И вот еще что: я узнала, что друзья Сократа решили помочь ему бежать. Казнь философа отложили на двадцать пять дней, до конца делийского празднества. Так что у заговорщиков было достаточно времени. Они даже подкупили тюремщиков. Но Сократ отказался покидать темницу: он заявил, что бежать — значит признать свою вину. Понимаешь, он отверг любую возможность спастись. Близкие Сократа, которые навещают его в тюрьме каждый день, говорят, что он спокоен, все время что-то напевает и нисколько не тревожится о собственной участи. Через три дня он умрет.
Умрет позорной смертью, оставленный всеми, кроме немногих близких друзей, и будет похоронен в безымянной могиле. Я хотела бы сочинить ему достойную эпитафию, но никак не найду подходящих слов. Возможно, ты мне что-нибудь подскажешь.
С этим судом как-то связано еще одно несчастье. Три дня назад, на рассвете, в одном из покоев «Милезии» нашли мертвым Анита. Он, как тебе известно, был очень влиятельным человеком, борцом против тридцати тиранов и кандидатом в стратеги; а еще он был главным обвинителем на процессе Сократа.
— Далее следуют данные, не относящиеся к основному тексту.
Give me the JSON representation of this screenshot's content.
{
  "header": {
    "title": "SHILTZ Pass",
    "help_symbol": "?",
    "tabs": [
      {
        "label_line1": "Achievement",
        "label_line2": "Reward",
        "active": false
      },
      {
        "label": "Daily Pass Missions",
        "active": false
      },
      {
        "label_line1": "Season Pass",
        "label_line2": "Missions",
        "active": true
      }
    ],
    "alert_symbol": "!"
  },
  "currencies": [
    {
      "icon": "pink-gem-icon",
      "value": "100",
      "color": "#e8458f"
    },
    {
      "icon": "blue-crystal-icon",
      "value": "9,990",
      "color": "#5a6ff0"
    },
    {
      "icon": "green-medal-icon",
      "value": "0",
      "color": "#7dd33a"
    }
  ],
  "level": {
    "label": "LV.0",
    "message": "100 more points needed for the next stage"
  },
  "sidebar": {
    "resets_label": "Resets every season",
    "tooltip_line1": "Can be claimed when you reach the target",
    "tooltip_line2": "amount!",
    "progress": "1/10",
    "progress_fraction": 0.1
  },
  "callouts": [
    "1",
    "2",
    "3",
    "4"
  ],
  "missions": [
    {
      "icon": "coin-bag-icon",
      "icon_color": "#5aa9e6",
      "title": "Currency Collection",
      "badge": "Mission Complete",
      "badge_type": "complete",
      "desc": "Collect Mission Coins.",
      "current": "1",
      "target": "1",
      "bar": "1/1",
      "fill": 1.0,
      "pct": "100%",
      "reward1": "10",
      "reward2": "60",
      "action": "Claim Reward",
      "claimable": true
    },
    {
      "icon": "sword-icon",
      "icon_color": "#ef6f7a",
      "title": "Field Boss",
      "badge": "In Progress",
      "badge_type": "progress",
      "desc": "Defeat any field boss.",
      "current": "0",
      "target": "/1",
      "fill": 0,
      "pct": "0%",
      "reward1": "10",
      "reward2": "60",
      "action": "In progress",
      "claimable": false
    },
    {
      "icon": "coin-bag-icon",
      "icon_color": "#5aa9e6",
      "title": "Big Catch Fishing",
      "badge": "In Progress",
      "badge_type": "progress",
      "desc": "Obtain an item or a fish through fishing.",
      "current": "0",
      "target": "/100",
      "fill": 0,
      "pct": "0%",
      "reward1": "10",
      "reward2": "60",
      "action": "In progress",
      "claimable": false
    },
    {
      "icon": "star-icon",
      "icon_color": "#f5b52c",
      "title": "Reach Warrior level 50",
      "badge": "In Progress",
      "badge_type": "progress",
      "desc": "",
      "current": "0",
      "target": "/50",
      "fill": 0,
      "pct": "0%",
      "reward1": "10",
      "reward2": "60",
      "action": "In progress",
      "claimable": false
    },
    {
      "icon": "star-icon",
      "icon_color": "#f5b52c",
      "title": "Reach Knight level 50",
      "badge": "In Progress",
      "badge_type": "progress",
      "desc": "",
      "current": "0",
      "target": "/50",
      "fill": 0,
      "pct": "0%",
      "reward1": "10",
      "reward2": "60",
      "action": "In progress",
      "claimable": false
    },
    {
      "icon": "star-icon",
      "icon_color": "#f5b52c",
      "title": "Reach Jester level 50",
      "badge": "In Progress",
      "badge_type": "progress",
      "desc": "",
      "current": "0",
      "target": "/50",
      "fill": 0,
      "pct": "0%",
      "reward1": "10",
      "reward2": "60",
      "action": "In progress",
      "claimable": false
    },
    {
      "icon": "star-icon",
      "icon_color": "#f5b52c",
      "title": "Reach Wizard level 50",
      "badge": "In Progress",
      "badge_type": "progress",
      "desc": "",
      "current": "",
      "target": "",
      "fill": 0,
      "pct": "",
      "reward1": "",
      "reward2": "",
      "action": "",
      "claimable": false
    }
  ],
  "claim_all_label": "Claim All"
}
Как ты, наверное, слышал, правители пришли в бешенство, а по городу тотчас поползли слухи о новом заговоре аристократов. Меня самую и всех моих гетер таскали на Ареопаг, обвиняли в самых кошмарных преступлениях и страшно унижали. Мое доброе имя запятнано. Старые ареопагиты всегда косо смотрели на «Милезню». а теперь у них появился прекрасный предлог, чтобы ее закрыть. Они так и сделают, если я не выдам виновного, а расследование убийства, между тем, зашло в тупик. Говорят, что в «Милезии» и мышь не пробежит без моего ведома. Кажется, они решили свалить все на меня, вместо того чтобы искать настоящего убийцу. Какая низость!